Snatched sniffer dog found in park

Rex IV, a Mexican police sniffer dog that was stolen during its transfer to the northwestern coastal town of Maztlan, is seen after it was recovered in a park in a Mexico City neighbourhood in this handout photo from Mexico's public security ministry taken August 27, 2007. The Belgian Malinois sheepdog was identified by an embedded electronic chip. Two men working at the air freight company that was shipping Rex IV are helping the police with their enquiries.
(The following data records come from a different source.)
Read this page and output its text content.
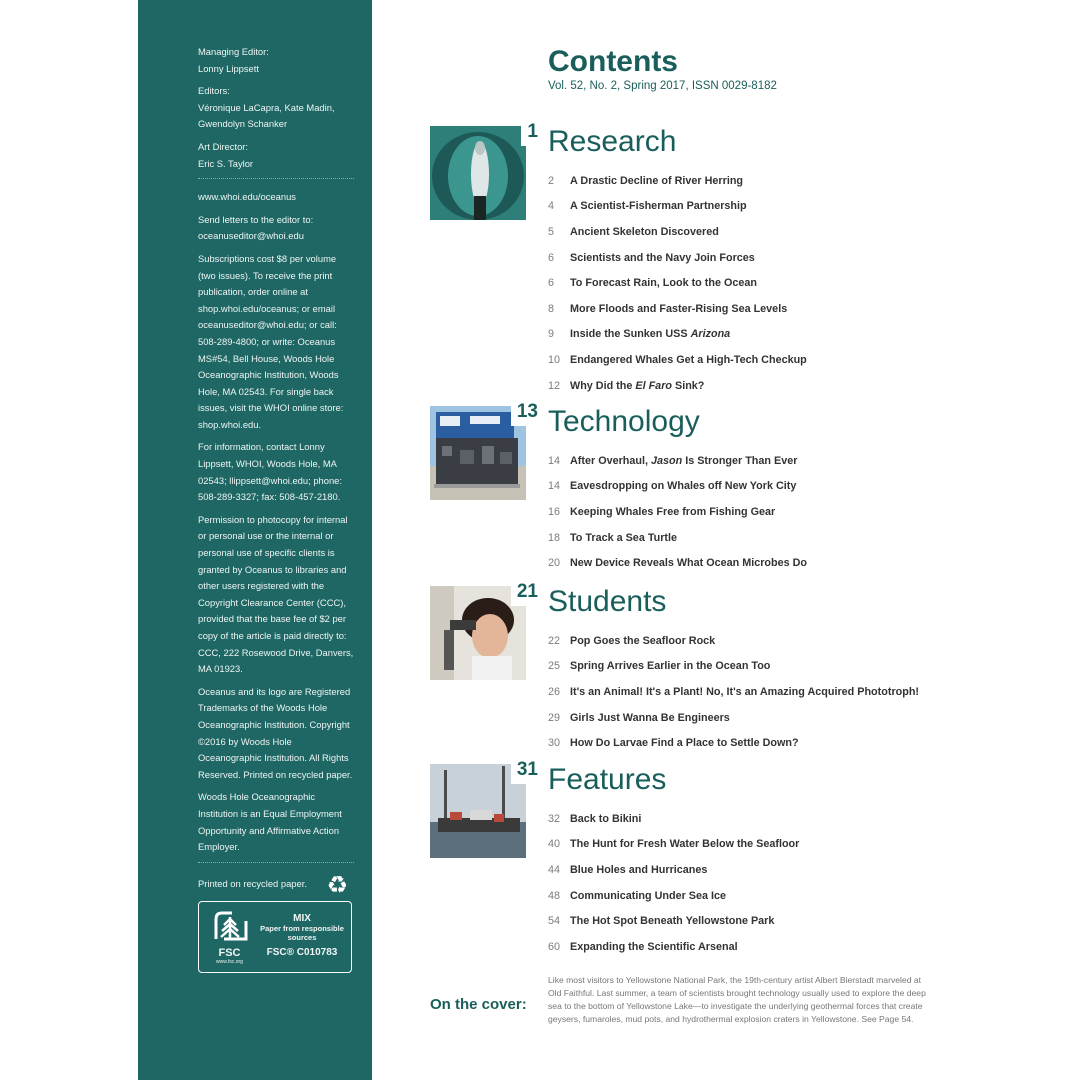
Managing Editor:
Lonny Lippsett
Editors:
Véronique LaCapra, Kate Madin, Gwendolyn Schanker
Art Director:
Eric S. Taylor

www.whoi.edu/oceanus

Send letters to the editor to: oceanuseditor@whoi.edu

Subscriptions cost $8 per volume (two issues). To receive the print publication, order online at shop.whoi.edu/oceanus; or email oceanuseditor@whoi.edu; or call: 508-289-4800; or write: Oceanus MS#54, Bell House, Woods Hole Oceanographic Institution, Woods Hole, MA 02543. For single back issues, visit the WHOI online store: shop.whoi.edu.

For information, contact Lonny Lippsett, WHOI, Woods Hole, MA 02543; llippsett@whoi.edu; phone: 508-289-3327; fax: 508-457-2180.

Permission to photocopy for internal or personal use or the internal or personal use of specific clients is granted by Oceanus to libraries and other users registered with the Copyright Clearance Center (CCC), provided that the base fee of $2 per copy of the article is paid directly to: CCC, 222 Rosewood Drive, Danvers, MA 01923.

Oceanus and its logo are Registered Trademarks of the Woods Hole Oceanographic Institution. Copyright ©2016 by Woods Hole Oceanographic Institution. All Rights Reserved. Printed on recycled paper.

Woods Hole Oceanographic Institution is an Equal Employment Opportunity and Affirmative Action Employer.

Printed on recycled paper. ♻
FSC
www.fsc.org
MIX
Paper from responsible sources
FSC® C010783
Contents
Vol. 52, No. 2, Spring 2017, ISSN 0029-8182
1 Research
2	A Drastic Decline of River Herring
4	A Scientist-Fisherman Partnership
5	Ancient Skeleton Discovered
6	Scientists and the Navy Join Forces
6	To Forecast Rain, Look to the Ocean
8	More Floods and Faster-Rising Sea Levels
9	Inside the Sunken USS Arizona
10 Endangered Whales Get a High-Tech Checkup
12 Why Did the El Faro Sink?
13 Technology
14 After Overhaul, Jason Is Stronger Than Ever
14 Eavesdropping on Whales off New York City
16 Keeping Whales Free from Fishing Gear
18 To Track a Sea Turtle
20 New Device Reveals What Ocean Microbes Do
21 Students
22 Pop Goes the Seafloor Rock
25 Spring Arrives Earlier in the Ocean Too
26 It's an Animal! It's a Plant! No, It's an Amazing Acquired Phototroph!
29 Girls Just Wanna Be Engineers
30 How Do Larvae Find a Place to Settle Down?
31 Features
32 Back to Bikini
40 The Hunt for Fresh Water Below the Seafloor
44 Blue Holes and Hurricanes
48 Communicating Under Sea Ice
54 The Hot Spot Beneath Yellowstone Park
60 Expanding the Scientific Arsenal
On the cover:
Like most visitors to Yellowstone National Park, the 19th-century artist Albert Bierstadt marveled at Old Faithful. Last summer, a team of scientists brought technology usually used to explore the deep sea to the bottom of Yellowstone Lake—to investigate the underlying geothermal forces that create geysers, fumaroles, mud pots, and hydrothermal explosion craters in Yellowstone. See Page 54.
Picture taken August 27, 2007. REUTERS/SSP/Handout

MEXICO CITY (Reuters) - An elite Mexican sniffer dog kidnapped five days ago was found abandoned in a Mexico City park on Monday and reunited with its police handlers.

Working on a tip, federal police found Rex IV -- a highly trained Belgian Malinois sheepdog with a string of drug hauls to its name -- tied to a tree in a park in the gritty Iztapalapa neighborhood, a Public Security Ministry spokesman said.

“When they realized the police were onto them, they abandoned him in a park,” the spokesman told Reuters, adding that the dog’s identity was confirmed by scanning an embedded electronic chip.

The dog, part of an elite drug squad, was snatched from Mexico City airport on August 22 while it was en route for an operation in the northern state of Sinaloa. The thieves left a black mongrel puppy in its travel cage.

Police only realized Rex IV was missing when the puppy turned up in Mazatlan airport, Sinaloa. They feared the stolen dog, which one official compared to an intelligence agent, could help smugglers find new ways to conceal drug stashes.

Rex IV was in good condition and back with his trainers, while two employees at the company in charge of transporting him and other police dogs have been arrested, the ministry spokesman said.

Rex IV is part of an elite Special Canine Unit set up in 2001 to help hunt down the gangs that smuggle South American cocaine and other drugs to the United States.

President Felipe Calderon has sent thousands of police and soldiers to northern and western states in a new crackdown on the cartels whose turf wars kill dozens each week.